Il n'existe "aucun cadre normatif unifié" pour le suivi des aides publiques déjà en place avant les crises, souligne le rapport parlementaire sur les conditionnalités des aides. Les contrôles existent, le contrôle général économique et financier (CGEFI) et l’Inspection générale des finances (IGF) en sont chargés, mais ils restent insuffisants. "L’organisation administrative française ne prévoit pas d’organes ministériels ou interministériels spécifiquement chargés de procéder au suivi et au contrôle des aides de l’État aux entreprises (…).

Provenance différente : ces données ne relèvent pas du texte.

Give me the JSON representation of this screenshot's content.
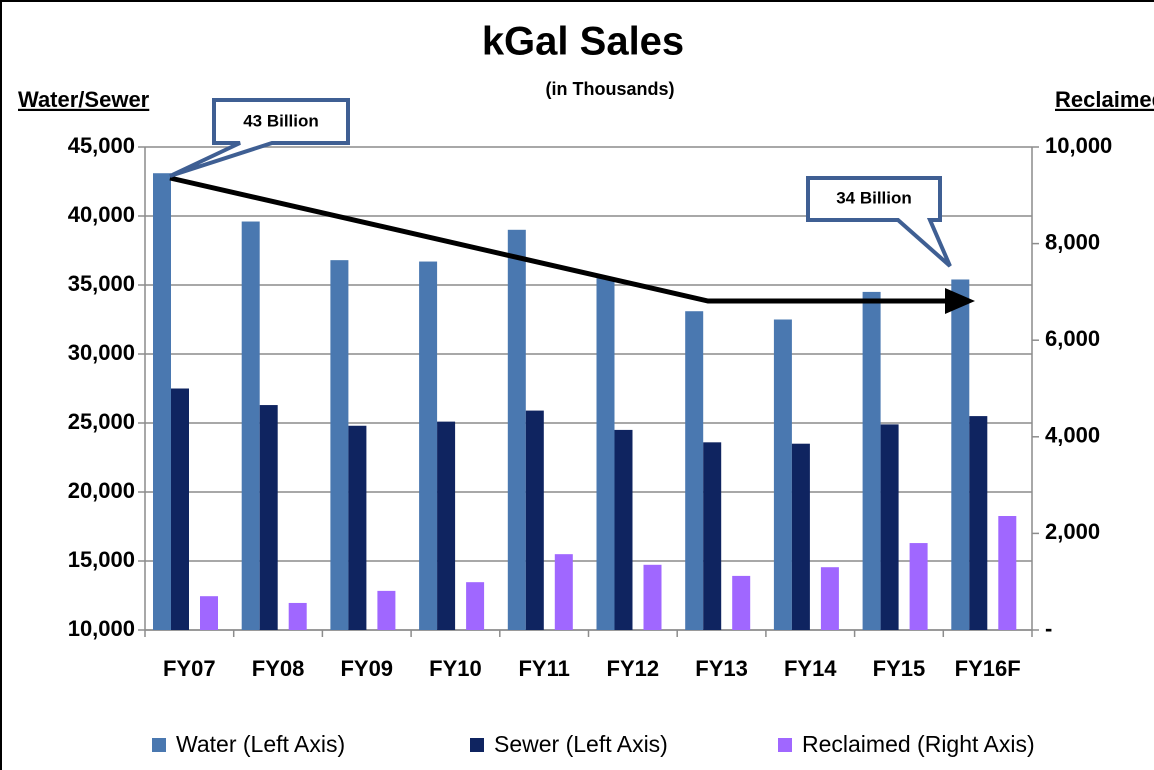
{
  "chart_data": {
    "type": "bar",
    "title": "kGal Sales",
    "subtitle": "(in Thousands)",
    "y_label": "Water/Sewer",
    "y2_label": "Reclaimed",
    "annotations": [
      "43 Billion",
      "34 Billion"
    ],
    "categories": [
      "FY07",
      "FY08",
      "FY09",
      "FY10",
      "FY11",
      "FY12",
      "FY13",
      "FY14",
      "FY15",
      "FY16F"
    ],
    "series": [
      {
        "name": "Water (Left Axis)",
        "color": "#4a78b0",
        "values": [
          43100,
          39600,
          36800,
          36700,
          39000,
          35500,
          33100,
          32500,
          34500,
          35400
        ]
      },
      {
        "name": "Sewer (Left Axis)",
        "color": "#0f2460",
        "values": [
          27500,
          26300,
          24800,
          25100,
          25900,
          24500,
          23600,
          23500,
          24900,
          25500
        ]
      },
      {
        "name": "Reclaimed (Right Axis)",
        "color": "#a067ff",
        "axis": "y2",
        "values": [
          700,
          560,
          810,
          990,
          1570,
          1350,
          1120,
          1300,
          1800,
          2360
        ]
      }
    ],
    "ylim": [
      10000,
      45000
    ],
    "yticks": [
      {
        "value": 10000,
        "label": "10,000"
      },
      {
        "value": 15000,
        "label": "15,000"
      },
      {
        "value": 20000,
        "label": "20,000"
      },
      {
        "value": 25000,
        "label": "25,000"
      },
      {
        "value": 30000,
        "label": "30,000"
      },
      {
        "value": 35000,
        "label": "35,000"
      },
      {
        "value": 40000,
        "label": "40,000"
      },
      {
        "value": 45000,
        "label": "45,000"
      }
    ],
    "y2lim": [
      0,
      10000
    ],
    "y2ticks": [
      {
        "value": 0,
        "label": "-"
      },
      {
        "value": 2000,
        "label": "2,000"
      },
      {
        "value": 4000,
        "label": "4,000"
      },
      {
        "value": 6000,
        "label": "6,000"
      },
      {
        "value": 8000,
        "label": "8,000"
      },
      {
        "value": 10000,
        "label": "10,000"
      }
    ],
    "grid": true,
    "legend": "bottom"
  }
}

Le système français d’évaluation des aides publiques est donc disparate et dépourvu d’organe de suivi et de contrôle", affirme le rapport. 

Face à ce constat, les milliards d'euros mobilisés faces aux crises puis la hausse des plans sociaux et plan de départ volontaire ont relancé le débat sur les contreparties aux aides publiques. Les opposants, parlementaires, ONG et syndicats dénoncent des "cadeaux" "sans aucun engagement en retour. Ils s'indignent en particulier devant les fermetures (usine Bridgestone dans les Hauts-de-France, par exemple) et délocalisations d’entreprises après avoir perçu les aides. Ils demandent l’interdiction de distribuer des dividendes aux actionnaires. Le groupe Michelin, par exemple, a annoncé un PSE en 2024 alors que le groupe a bénéficié de plus de 30 millions d'euros d'exonérations de cotisations sociales et plus de 40 millions de CIR tout en versant environ 1,4 milliard d'euros de dividendes.

Pour d'autres, au contraire, les aides aux entreprises ne sont pas des cadeaux mais elles doivent être considérées comme "des correctifs à une situation fiscale anormale en France".

Avant de pouvoir exiger des contreparties ou de soumettre les aides au respect de conditions, il faut d'abord améliorer le régime juridique des aides publiques. Pour évaluer ces aides, plusieurs rapports parlementaires proposent la création d'un organisme dédié (un office parlementaire commun d'évaluation, par exemple).